Greg Seroka

greg_seroka.jpgGreg Seroka has a background in Atmospheric Science, specifically Meteorology, from Penn State and Texas A&M. He is currently a PhD candidate in Oceanography at Rutgers.

Q: Please briefly describe your research. I study the interaction between the atmosphere and the ocean and how they influence one another, with an application to offshore wind energy. We are analyzing the wind resource off the New Jersey coast for planned offshore wind energy parks. By modeling the atmosphere and ocean to get a full spatial extent of the wind resource and the ocean underlying the wind, we can improve our best estimates of what is happening offshore. There are a lot of limitations offshore with instruments, so modeling is the best way to analyze the wind resource.

Specifically, I am looking at how the wind is variable offshore. Sea breeze circulation is one of the largest sources of variability, and during the summer when everyone uses air conditioning, there is consistent and high demand for energy. A lot of wind resource assessments in the past have looked at annual averages, but those data do not account for daily changes in energy demand. By observing these changes in accordance with wind changes, we can determine whether or not daily wind patterns will be able to meet daily energy demands. Looking at the spatial variability of the offshore extent of the sea breeze is a key part of my research because the offshore patterns are not as well studied as onshore patterns.

Eventually, I’m looking to couple this research back to the ocean and observe the sea breeze’s influence on the ocean. The continuous feedback causes physical processes like coastal upwelling, which occurs in the summer when the strong southwesterly flow of winds parallel to the New Jersey coast transports surface water offshore to bring cold water up to the surface. This in turn affects winds, since sea breeze is driven by the gradient between cold ocean water and warm land. If coastal upwelling were even colder, it would change sea breeze as well.

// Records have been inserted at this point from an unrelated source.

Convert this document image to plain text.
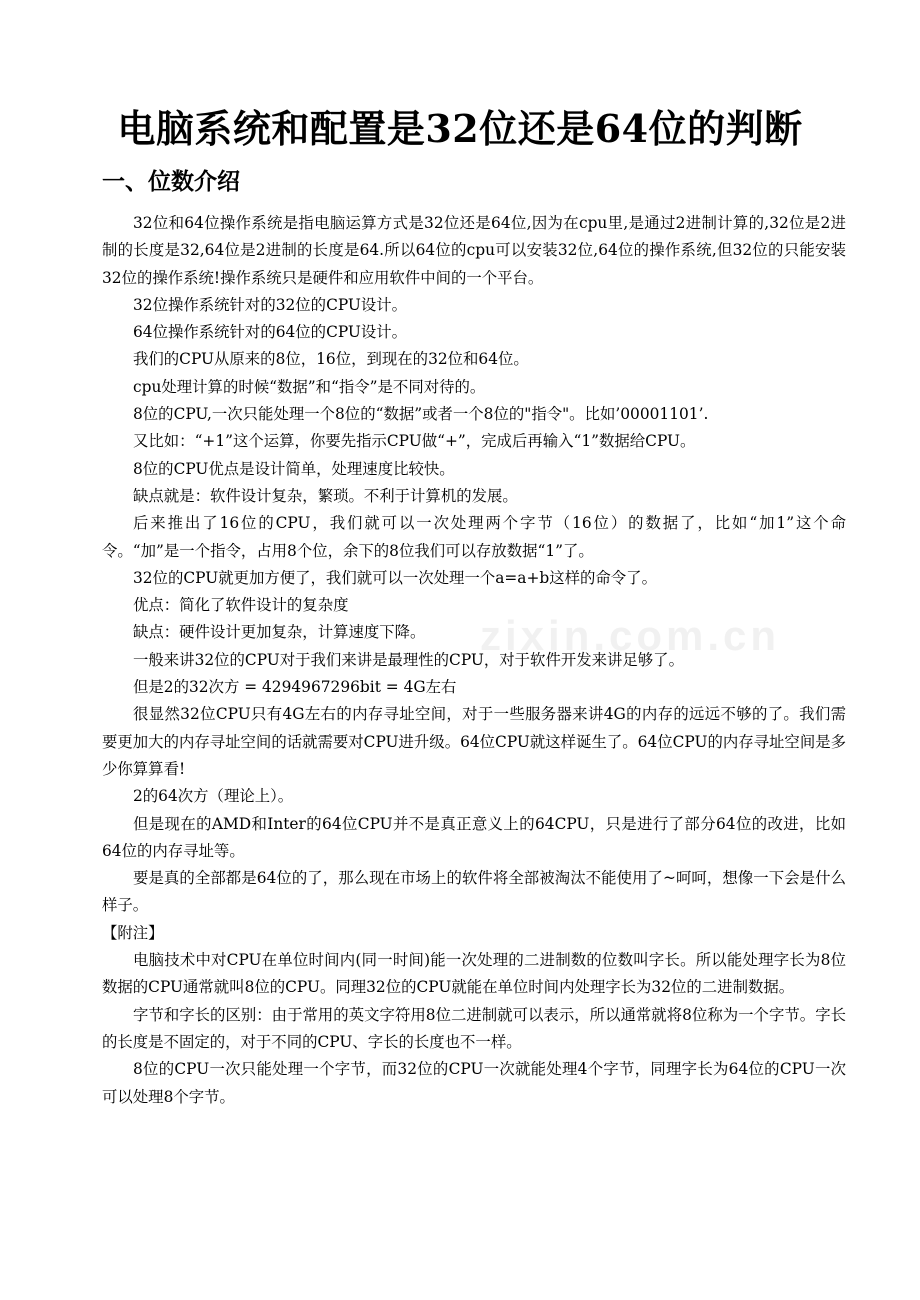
zixin.com.cn
电脑系统和配置是32位还是64位的判断
一、位数介绍

32位和64位操作系统是指电脑运算方式是32位还是64位,因为在cpu里,是通过2进制计算的,32位是2进制的长度是32,64位是2进制的长度是64.所以64位的cpu可以安装32位,64位的操作系统,但32位的只能安装32位的操作系统!操作系统只是硬件和应用软件中间的一个平台。

32位操作系统针对的32位的CPU设计。

64位操作系统针对的64位的CPU设计。

我们的CPU从原来的8位，16位，到现在的32位和64位。

cpu处理计算的时候“数据”和“指令”是不同对待的。

8位的CPU,一次只能处理一个8位的“数据”或者一个8位的"指令"。比如’00001101’.

又比如：“+1”这个运算，你要先指示CPU做“+”，完成后再输入“1”数据给CPU。

8位的CPU优点是设计简单，处理速度比较快。

缺点就是：软件设计复杂，繁琐。不利于计算机的发展。

后来推出了16位的CPU，我们就可以一次处理两个字节（16位）的数据了，比如“加1”这个命令。“加”是一个指令，占用8个位，余下的8位我们可以存放数据“1”了。

32位的CPU就更加方便了，我们就可以一次处理一个a=a+b这样的命令了。

优点：简化了软件设计的复杂度

缺点：硬件设计更加复杂，计算速度下降。

一般来讲32位的CPU对于我们来讲是最理性的CPU，对于软件开发来讲足够了。

但是2的32次方 = 4294967296bit = 4G左右

很显然32位CPU只有4G左右的内存寻址空间，对于一些服务器来讲4G的内存的远远不够的了。我们需要更加大的内存寻址空间的话就需要对CPU进升级。64位CPU就这样诞生了。64位CPU的内存寻址空间是多少你算算看!

2的64次方（理论上）。

但是现在的AMD和Inter的64位CPU并不是真正意义上的64CPU，只是进行了部分64位的改进，比如64位的内存寻址等。

要是真的全部都是64位的了，那么现在市场上的软件将全部被淘汰不能使用了~呵呵，想像一下会是什么样子。

【附注】

电脑技术中对CPU在单位时间内(同一时间)能一次处理的二进制数的位数叫字长。所以能处理字长为8位数据的CPU通常就叫8位的CPU。同理32位的CPU就能在单位时间内处理字长为32位的二进制数据。

字节和字长的区别：由于常用的英文字符用8位二进制就可以表示，所以通常就将8位称为一个字节。字长的长度是不固定的，对于不同的CPU、字长的长度也不一样。

8位的CPU一次只能处理一个字节，而32位的CPU一次就能处理4个字节，同理字长为64位的CPU一次可以处理8个字节。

In the future, we want to test and refine the modeling scheme we have with stronger storms like hurricanes. We have been looking at recent hurricanes such as Irene and Sandy to help improve the modeling of those storms. By understanding what happened in the past with hurricanes, we can, for example, predict the future impacts of hurricanes on offshore wind parks.

Q: How did you come to be involved in this research? I was at Texas A&M for my Masters in Atmospheric Science, and I was a TA for a professor who was contacted during the Gulf oil spill by the National Weather Service. They were observing very unusual winds over the oil spill and they wanted to understand them better, so they asked my professor to launch upper air weather balloons over the oil spill to better understand what was going on in the atmosphere. My professor invited me to accompany him, and once I went out on the water I fell in love with the ocean. He later suggested that I contact Rutgers, which has the Coastal Ocean Observation Lab. I contacted Scott Glenn, my current advisor, who connected me to a grant for this offshore wind energy project.

Q: Where do you see your research fitting into our energy future? Overall, offshore wind energy is an emerging sector of the US energy future as we move towards renewable energy. To fully optimize the offshore wind resources of our country, we need to better understand the high-resolution details, both spatially and temporally, of the wind so that we can not only understand what happened in the past but also predict wind activity in the future. My modeling for the wind resource is looking at past events, but it will enable improved modeling for operational forecasting in the future for construction, operations and maintenance of wind farms. Next-day energy trading would also benefit from forecasts of offshore wind generation.